In a significant step forward for trade relations between the two countries, the US and China have announced the signing of a 'phase one' trade deal agreement.
The agreement will see China purchase an additional US$200bn of US farm products over the next two years, with US$50bn of that to be spent on agricultural products.
A so-called trade war between the two nations began in March 2018, when China announced a 15 per cent import duty on US fresh fruit and nuts, in response to US tariffs on Chinese steel and aluminium imports.
What ensued was a series of retaliatory tariffs placed on various imports from both countries, including a wide range of US horticultural products in June 2018.
President of the Northwest Horticultural Council, Mark Powers, said the announcement of a phase one agreement is a step in the right direction.
“No doubt, it’s good we have an agreement. We need things to go back to normal as soon as possible,” explained Powers.
“The retaliatory tariffs impacted our growers’ ability to sell fruit to China, and as a result, it has impacted their returns.
“Apple sales were down 46 per cent and cherry sales down 41 per cent over that two-year time frame, so we need to see things turn around.”

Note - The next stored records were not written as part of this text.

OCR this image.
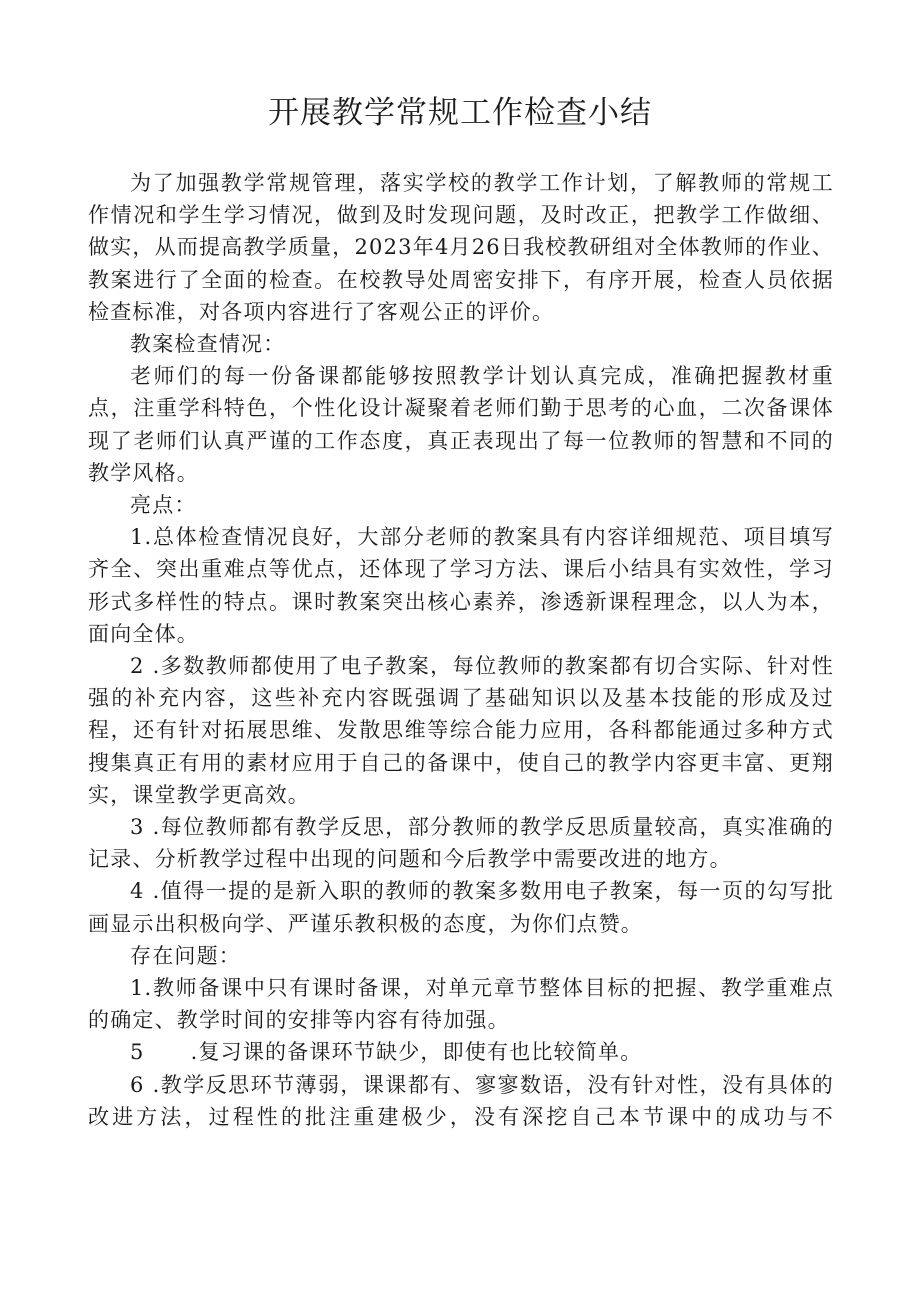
开展教学常规工作检查小结

为了加强教学常规管理，落实学校的教学工作计划，了解教师的常规工作情况和学生学习情况，做到及时发现问题，及时改正，把教学工作做细、做实，从而提高教学质量，2023年4月26日我校教研组对全体教师的作业、教案进行了全面的检查。在校教导处周密安排下，有序开展，检查人员依据检查标准，对各项内容进行了客观公正的评价。

教案检查情况：

老师们的每一份备课都能够按照教学计划认真完成，准确把握教材重点，注重学科特色，个性化设计凝聚着老师们勤于思考的心血，二次备课体现了老师们认真严谨的工作态度，真正表现出了每一位教师的智慧和不同的教学风格。

亮点：

1.总体检查情况良好，大部分老师的教案具有内容详细规范、项目填写齐全、突出重难点等优点，还体现了学习方法、课后小结具有实效性，学习形式多样性的特点。课时教案突出核心素养，渗透新课程理念，以人为本，面向全体。

2 .多数教师都使用了电子教案，每位教师的教案都有切合实际、针对性强的补充内容，这些补充内容既强调了基础知识以及基本技能的形成及过程，还有针对拓展思维、发散思维等综合能力应用，各科都能通过多种方式搜集真正有用的素材应用于自己的备课中，使自己的教学内容更丰富、更翔实，课堂教学更高效。

3 .每位教师都有教学反思，部分教师的教学反思质量较高，真实准确的记录、分析教学过程中出现的问题和今后教学中需要改进的地方。

4 .值得一提的是新入职的教师的教案多数用电子教案，每一页的勾写批画显示出积极向学、严谨乐教积极的态度，为你们点赞。

存在问题：

1.教师备课中只有课时备课，对单元章节整体目标的把握、教学重难点的确定、教学时间的安排等内容有待加强。

5 .复习课的备课环节缺少，即使有也比较简单。

6 .教学反思环节薄弱，课课都有、寥寥数语，没有针对性，没有具体的改进方法，过程性的批注重建极少，没有深挖自己本节课中的成功与不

It's a sentiment echoed by California Citrus Mutual executive vice president, Casey Creamer.
"We are cautiously optimistic about the Phase One trade deal. We do see it as a step in the right direction and congratulate the administration on getting to this point," said Creamer.
The California citrus industry has been hard hit during the trade dispute, with Creamer highlighting the additional 50 per cent in tariffs since the dispute began.
"These additional tariffs bring the total tariff faced by the citrus industry to 61 per cent plus a 9 per cent VAT. In addition to the purchases in the phase one deal, we will need to see immediate tariff relief to be competitive again in the Chinese market."
The terms of how the new agreement will manifest remain uncertain, added Powers.
“It’s going to take some time to sort everything out,” he outlined.
“The details of how China is going to purchase an extra US$40-50bn is unknown. The ball is very much in China’s court, as it’s not enshrined in the agreement itself.
“There’s no specificity that indicates how it’s going to happen and for that reason we don’t know how it will benefit our growers.”
Powers said it was hard to ascertain how different agricultural products are purchased in China, as it’s often independent and private businesses that organise it.
However, he remained adamant the industry would continue to focus on encouraging the growth of US products in the market.
“As an industry, we have invested incredible sums of money into China as a market. It has taken many years of work to develop that market and nobody is prepared to walk away from it,” he said.
“The challenge now is figuring out how we can get it back to what it once was. We need to compete with other countries, but in order to do that, we need both tariffs removed. How and when that happens remains to be seen.”